Recent Developments

Speiser Krause in the News and Recent Developments

Monday, February 10, 2020

NTSB releases Investigative Update into the Crash of Island Express Holding Corp. Sikorsky S-76B N72EX on January 26, 2020, in Calabasas, California

On February 7, 2020 the National Transportation Safety Board released its first formal Investigative Update into the Sikorsky S-76B crash that killed eight passengers and the pilot on January 26, 2020.  Parties to the investigation include the operator of the flight, Island Express Helicopters; the Federal Aviation Administration; the airframe manufacturer, Sikorsky Aircraft Corporation; and representatives from the National Air Traffic Controllers Association.  The Transportation Safety Board of Canada (as an accredited representative) and the engine manufacturer Pratt & Whitney Canada (as a technical adviser) are also participating in the investigation.  A copy of the Investigative Update can be found here

The Update contained a description of the location of the wreckage and contained preliminary findings that the main and tail rotor assemblies exhibited damage consistent with powered rotation at the time of impact.  The helicopter’s engines were also examined at the wreckage site and showed no evidence of uncontained or catastrophic pre-impact internal failure.  All portions of the wreckage were retained by the NTSB for future evaluation.

The NTSB confirmed that the aircraft departed from the John Wayne-Orange County Airport at 9:06 a.m. under visual flight rules (“VFR”) travelling north-northwest at an altitude of approximately 700-800 feet mean sea level (“msl”).  As the aircraft approached the Burbank Class C airspace at approximately 9:20 a.m. the pilot requested to transition the area along Highway 101.  Burbank weather reported Instrument Flight Rules (“IFR”) in the area and air traffic control advised the pilot that cloud tops were reported at 2,400 feet msl.  In response the pilot requested Special VFR clearance and ATC acknowledged and also advised that the helicopter needed to hold to allow IFR traffic to clear. 

At 9:32 a.m., ATC cleared the helicopter to transition the Burbank Class C airspace by following the I-5 freeway, maintaining Special VFR clearance at or below 2,500 feet.  The pilot then advised ATC that he would follow the I-118 and loop around Van Nuys Airport to follow the I-101.  ATC acknowledged this transmission.
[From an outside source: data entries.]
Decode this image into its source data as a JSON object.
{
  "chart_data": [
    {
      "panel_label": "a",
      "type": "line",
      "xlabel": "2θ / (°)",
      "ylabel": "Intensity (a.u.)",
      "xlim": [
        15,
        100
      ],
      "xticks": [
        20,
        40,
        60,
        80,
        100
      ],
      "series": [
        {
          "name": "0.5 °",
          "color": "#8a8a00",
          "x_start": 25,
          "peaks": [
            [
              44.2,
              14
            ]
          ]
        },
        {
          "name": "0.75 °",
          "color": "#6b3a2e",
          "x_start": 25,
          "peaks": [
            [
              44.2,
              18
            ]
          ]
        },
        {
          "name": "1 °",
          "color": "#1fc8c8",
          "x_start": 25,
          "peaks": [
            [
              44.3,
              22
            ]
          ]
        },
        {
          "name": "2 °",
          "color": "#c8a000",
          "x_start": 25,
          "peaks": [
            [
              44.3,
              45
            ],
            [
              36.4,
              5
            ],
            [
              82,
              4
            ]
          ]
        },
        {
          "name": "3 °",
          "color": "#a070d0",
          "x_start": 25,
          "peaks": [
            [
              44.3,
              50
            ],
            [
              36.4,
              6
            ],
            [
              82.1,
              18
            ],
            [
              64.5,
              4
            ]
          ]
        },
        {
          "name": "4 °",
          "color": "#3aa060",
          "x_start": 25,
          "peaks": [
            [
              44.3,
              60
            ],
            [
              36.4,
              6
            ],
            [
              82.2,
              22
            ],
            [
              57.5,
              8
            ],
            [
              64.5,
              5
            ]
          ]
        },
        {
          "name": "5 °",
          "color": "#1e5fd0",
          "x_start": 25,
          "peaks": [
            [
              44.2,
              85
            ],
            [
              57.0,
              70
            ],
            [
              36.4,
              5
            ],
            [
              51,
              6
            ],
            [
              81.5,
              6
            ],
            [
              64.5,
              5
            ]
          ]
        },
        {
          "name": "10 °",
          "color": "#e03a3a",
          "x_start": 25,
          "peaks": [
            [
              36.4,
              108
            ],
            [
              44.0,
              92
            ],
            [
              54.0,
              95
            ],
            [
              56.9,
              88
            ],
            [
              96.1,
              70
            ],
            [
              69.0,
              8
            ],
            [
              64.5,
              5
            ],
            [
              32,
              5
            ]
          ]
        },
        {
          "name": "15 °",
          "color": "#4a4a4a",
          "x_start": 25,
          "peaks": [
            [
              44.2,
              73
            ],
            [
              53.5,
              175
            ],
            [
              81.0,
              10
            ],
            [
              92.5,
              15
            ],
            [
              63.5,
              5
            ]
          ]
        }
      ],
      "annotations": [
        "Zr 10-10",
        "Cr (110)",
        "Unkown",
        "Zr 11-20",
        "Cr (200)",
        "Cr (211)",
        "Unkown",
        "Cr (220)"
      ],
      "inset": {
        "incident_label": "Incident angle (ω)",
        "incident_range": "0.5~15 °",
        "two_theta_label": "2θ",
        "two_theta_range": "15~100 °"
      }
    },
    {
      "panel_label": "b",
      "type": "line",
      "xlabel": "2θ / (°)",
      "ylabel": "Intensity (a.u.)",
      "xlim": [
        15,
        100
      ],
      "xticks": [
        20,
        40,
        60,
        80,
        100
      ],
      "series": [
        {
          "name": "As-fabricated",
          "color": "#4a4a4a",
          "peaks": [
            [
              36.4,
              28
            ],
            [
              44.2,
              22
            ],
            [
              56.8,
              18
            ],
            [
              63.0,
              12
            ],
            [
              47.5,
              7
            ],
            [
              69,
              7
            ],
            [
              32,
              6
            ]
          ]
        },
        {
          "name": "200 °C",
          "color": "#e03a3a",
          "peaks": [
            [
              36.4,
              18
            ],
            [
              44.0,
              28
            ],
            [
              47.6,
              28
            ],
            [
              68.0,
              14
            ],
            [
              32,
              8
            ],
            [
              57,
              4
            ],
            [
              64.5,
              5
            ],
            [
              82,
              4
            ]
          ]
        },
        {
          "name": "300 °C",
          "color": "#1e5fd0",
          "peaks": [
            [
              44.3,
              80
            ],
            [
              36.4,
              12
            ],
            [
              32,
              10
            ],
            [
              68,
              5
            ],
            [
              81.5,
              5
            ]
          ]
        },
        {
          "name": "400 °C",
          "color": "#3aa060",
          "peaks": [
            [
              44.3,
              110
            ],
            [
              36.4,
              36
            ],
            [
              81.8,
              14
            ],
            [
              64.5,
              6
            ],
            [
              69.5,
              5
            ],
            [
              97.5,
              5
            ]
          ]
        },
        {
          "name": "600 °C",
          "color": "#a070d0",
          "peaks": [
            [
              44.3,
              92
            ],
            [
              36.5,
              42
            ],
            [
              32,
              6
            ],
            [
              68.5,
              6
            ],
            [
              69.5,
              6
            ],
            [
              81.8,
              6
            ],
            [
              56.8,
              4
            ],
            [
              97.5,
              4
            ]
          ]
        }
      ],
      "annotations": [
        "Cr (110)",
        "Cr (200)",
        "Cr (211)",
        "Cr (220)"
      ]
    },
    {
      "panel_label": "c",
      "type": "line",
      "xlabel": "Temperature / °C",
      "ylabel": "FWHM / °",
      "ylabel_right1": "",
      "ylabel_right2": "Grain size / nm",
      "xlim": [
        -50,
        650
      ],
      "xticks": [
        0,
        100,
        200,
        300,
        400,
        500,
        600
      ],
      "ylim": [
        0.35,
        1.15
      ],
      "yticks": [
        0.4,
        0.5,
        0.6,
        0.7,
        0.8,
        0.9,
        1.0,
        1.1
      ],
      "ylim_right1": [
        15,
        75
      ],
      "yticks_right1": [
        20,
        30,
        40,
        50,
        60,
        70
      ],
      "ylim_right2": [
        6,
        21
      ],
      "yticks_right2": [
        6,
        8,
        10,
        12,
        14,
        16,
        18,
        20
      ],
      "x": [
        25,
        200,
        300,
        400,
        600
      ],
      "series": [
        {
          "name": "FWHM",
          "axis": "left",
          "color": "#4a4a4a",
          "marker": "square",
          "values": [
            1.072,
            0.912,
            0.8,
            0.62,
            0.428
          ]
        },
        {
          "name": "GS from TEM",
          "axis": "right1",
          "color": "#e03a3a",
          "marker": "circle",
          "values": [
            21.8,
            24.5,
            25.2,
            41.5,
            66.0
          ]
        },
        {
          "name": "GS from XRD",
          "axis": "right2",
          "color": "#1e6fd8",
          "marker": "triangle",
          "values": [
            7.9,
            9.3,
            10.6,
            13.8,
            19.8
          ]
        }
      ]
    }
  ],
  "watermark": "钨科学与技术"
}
At 9:39 a.m. Van Nuys ATC contacted the helicopter and asked if he was still in VFR conditions.  The pilot confirmed that he was, and advised that he was at an altitude of 1,500 feet.  Van Nuys ATC then advised the pilot to contact SoCal (Southern California Terminal Approach Control) for further advisory services.

The pilot contact SoCal and advised that he was proceeding to Camarillo at 1,500 feet.  The SoCal controller advised that he would not be able to maintain radar contact at such a low altitude and he terminated ATC services to the helicopter.  That controller was then relieved by another SoCal controller and at 9:45 a.m. the pilot contacted ATC and advised that he intended on climbing above the clouds and he requested advisory radar services.  Since ATC services were terminated by the prior controller, the second controller was unaware of the aircraft and asked the helicopter to identify itself.  In response the pilot advised that he was climbing to 4,000 feet apparently to climb above the cloud layer.  No further transmissions were received from the helicopter.

Radar data indicates that at this time the aircraft ascended to 2,300 feet msl and began a left turn.  Eight seconds later the aircraft began a rapid descending left turn.  The descent rate was in excess of 4,000 feet per minute indicating a very high rate of descent.  The aircraft then impacted terrain at an approximate ground speed of over 160 knots.

The Investigative Update contained numerous pictures depicting dense fog and low clouds in the area of the crash, as well as cloud tops of 2,400 feet msl.  The update also contained certain witness testimony of what individuals saw and heard in the moments prior to the crash.

The helicopter was manufactured in 1991 with a 12-passenger seat configuration.  The operator purchased the aircraft in 2015 and converted the aircraft to an eight-seat configuration.  The aircraft was not equipped, nor was it required to be equipped, with either a cockpit voice recorder or flight data recorder.  Maintenance records were reviewed and there did not appear to be any pre-impact maintenance anomalies according to the applicable maintenance log. 

Of significance is that the operator, Island Express Helicopters, was certified as a Part 135 air carrier but was only allowed to conduct passenger flights in VFR conditions.  This certainly explains why the pilot requested Special VFR clearance notwithstanding that reported weather indicated IFR conditions.  Weather, piloting issues, the policies and procedures of the operator, air traffic control clearances, as well as the aircraft itself, will all be examined by the NTSB as its investigation continues.

The NTSB advised that it will release additional information as warranted and it is expected that a formal Preliminary Report will be released in the coming weeks.  We will provide additional information as the investigation progresses.